A voluntary payment of wages following a compensable condition will generally preclude an employee from recovering temporary benefits for the same period during which the wages are continued. The applicable law provides that if such wages are paid “in lieu of” temporary benefits, the employee may not recover any temporary benefits during the period that the wages were paid.
10. Can the TTD benefits start be delayed if the employee’s disability extends beyond 14 days if the employee receives their full salary for the first two weeks?

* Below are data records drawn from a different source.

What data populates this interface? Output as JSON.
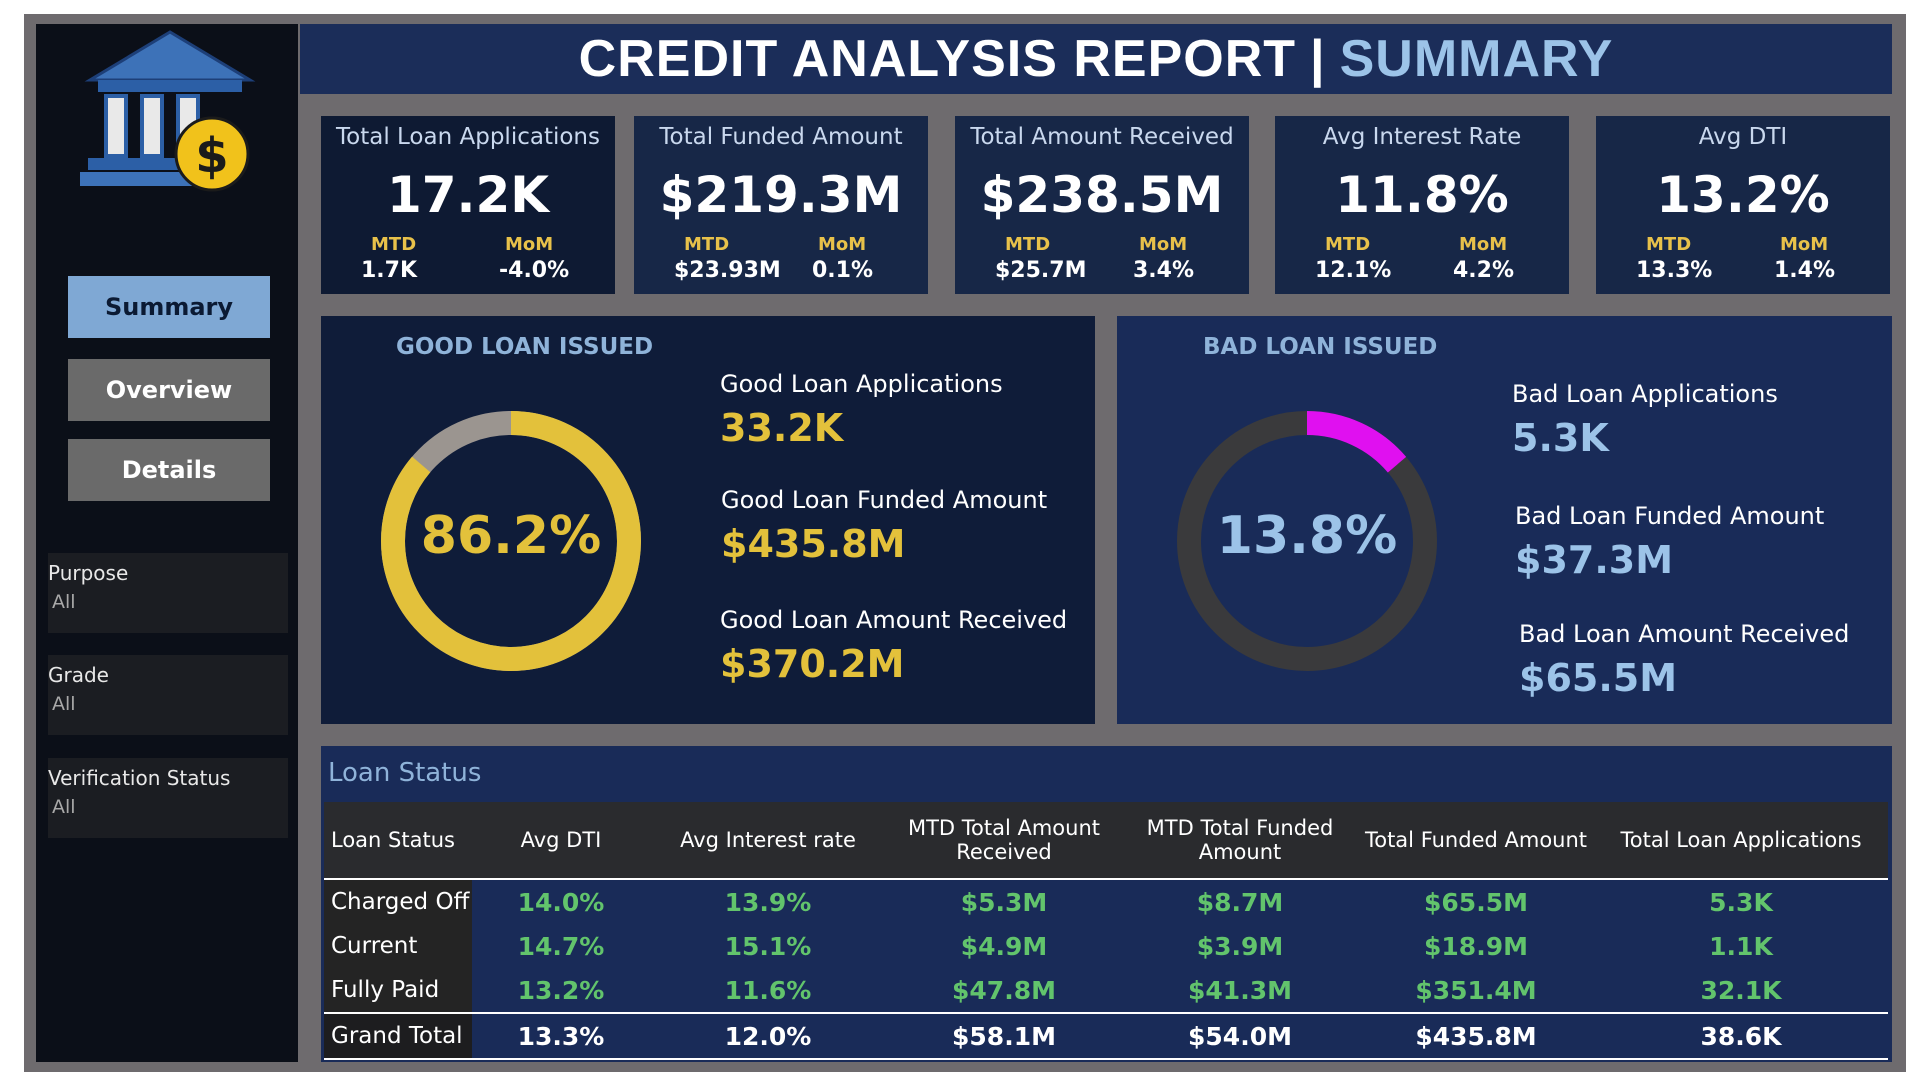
{
  "header": {
    "title": "CREDIT ANALYSIS REPORT",
    "separator": "|",
    "subtitle": "SUMMARY"
  },
  "sidebar": {
    "logo_icon": "bank-dollar-icon",
    "nav": {
      "summary": "Summary",
      "overview": "Overview",
      "details": "Details"
    },
    "filters": [
      {
        "label": "Purpose",
        "value": "All"
      },
      {
        "label": "Grade",
        "value": "All"
      },
      {
        "label": "Verification Status",
        "value": "All"
      }
    ]
  },
  "kpis": [
    {
      "title": "Total Loan Applications",
      "value": "17.2K",
      "mtd_label": "MTD",
      "mtd": "1.7K",
      "mom_label": "MoM",
      "mom": "-4.0%"
    },
    {
      "title": "Total Funded Amount",
      "value": "$219.3M",
      "mtd_label": "MTD",
      "mtd": "$23.93M",
      "mom_label": "MoM",
      "mom": "0.1%"
    },
    {
      "title": "Total Amount Received",
      "value": "$238.5M",
      "mtd_label": "MTD",
      "mtd": "$25.7M",
      "mom_label": "MoM",
      "mom": "3.4%"
    },
    {
      "title": "Avg Interest Rate",
      "value": "11.8%",
      "mtd_label": "MTD",
      "mtd": "12.1%",
      "mom_label": "MoM",
      "mom": "4.2%"
    },
    {
      "title": "Avg DTI",
      "value": "13.2%",
      "mtd_label": "MTD",
      "mtd": "13.3%",
      "mom_label": "MoM",
      "mom": "1.4%"
    }
  ],
  "good": {
    "title": "GOOD LOAN ISSUED",
    "percent": "86.2%",
    "percent_value": 86.2,
    "applications_label": "Good Loan Applications",
    "applications": "33.2K",
    "funded_label": "Good Loan Funded Amount",
    "funded": "$435.8M",
    "received_label": "Good Loan Amount Received",
    "received": "$370.2M"
  },
  "bad": {
    "title": "BAD LOAN ISSUED",
    "percent": "13.8%",
    "percent_value": 13.8,
    "applications_label": "Bad Loan Applications",
    "applications": "5.3K",
    "funded_label": "Bad Loan Funded Amount",
    "funded": "$37.3M",
    "received_label": "Bad Loan Amount Received",
    "received": "$65.5M"
  },
  "colors": {
    "good_accent": "#e3c13b",
    "good_track": "#9b9590",
    "bad_accent": "#e010f0",
    "bad_track": "#3a3a3c",
    "bad_text": "#9cc3e8",
    "table_value": "#62c46c"
  },
  "loan_status": {
    "title": "Loan Status",
    "columns": [
      "Loan Status",
      "Avg DTI",
      "Avg Interest rate",
      "MTD Total Amount Received",
      "MTD Total Funded Amount",
      "Total Funded Amount",
      "Total Loan Applications"
    ],
    "rows": [
      [
        "Charged Off",
        "14.0%",
        "13.9%",
        "$5.3M",
        "$8.7M",
        "$65.5M",
        "5.3K"
      ],
      [
        "Current",
        "14.7%",
        "15.1%",
        "$4.9M",
        "$3.9M",
        "$18.9M",
        "1.1K"
      ],
      [
        "Fully Paid",
        "13.2%",
        "11.6%",
        "$47.8M",
        "$41.3M",
        "$351.4M",
        "32.1K"
      ]
    ],
    "total": [
      "Grand Total",
      "13.3%",
      "12.0%",
      "$58.1M",
      "$54.0M",
      "$435.8M",
      "38.6K"
    ]
  }
}
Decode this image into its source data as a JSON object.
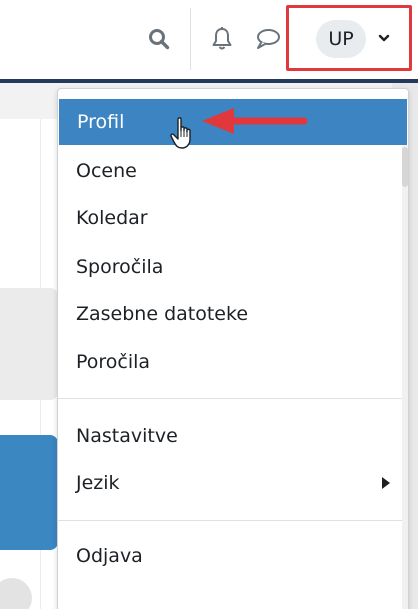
{
  "header": {
    "search_icon": "search-icon",
    "notifications_icon": "bell-icon",
    "messages_icon": "chat-icon",
    "user_initials": "UP",
    "user_menu_caret": "chevron-down-icon"
  },
  "dropdown": {
    "items": [
      {
        "label": "Profil",
        "active": true
      },
      {
        "label": "Ocene"
      },
      {
        "label": "Koledar"
      },
      {
        "label": "Sporočila"
      },
      {
        "label": "Zasebne datoteke"
      },
      {
        "label": "Poročila"
      },
      {
        "label": "Nastavitve"
      },
      {
        "label": "Jezik",
        "has_submenu": true
      },
      {
        "label": "Odjava"
      }
    ]
  },
  "colors": {
    "navbar_border": "#223a5e",
    "highlight": "#e0383c",
    "active_item": "#3d84c2"
  }
}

Likely yes. But the employer may have to prove that the continuation of the salary was, at least in part, intended to be “in lieu of” temporary benefits. If it can, the employer could delay starting TTD for three weeks after the employee became disabled (one week for the waiting period plus the two weeks for the full salary that was paid).
11. Can the TTD benefits be offset by the full salary paid to the employee?
Yes, if the employer can prove that the salary was intended to be, at least in part, to be in lieu of temporary benefits. See answer to Nos. 9 and 10.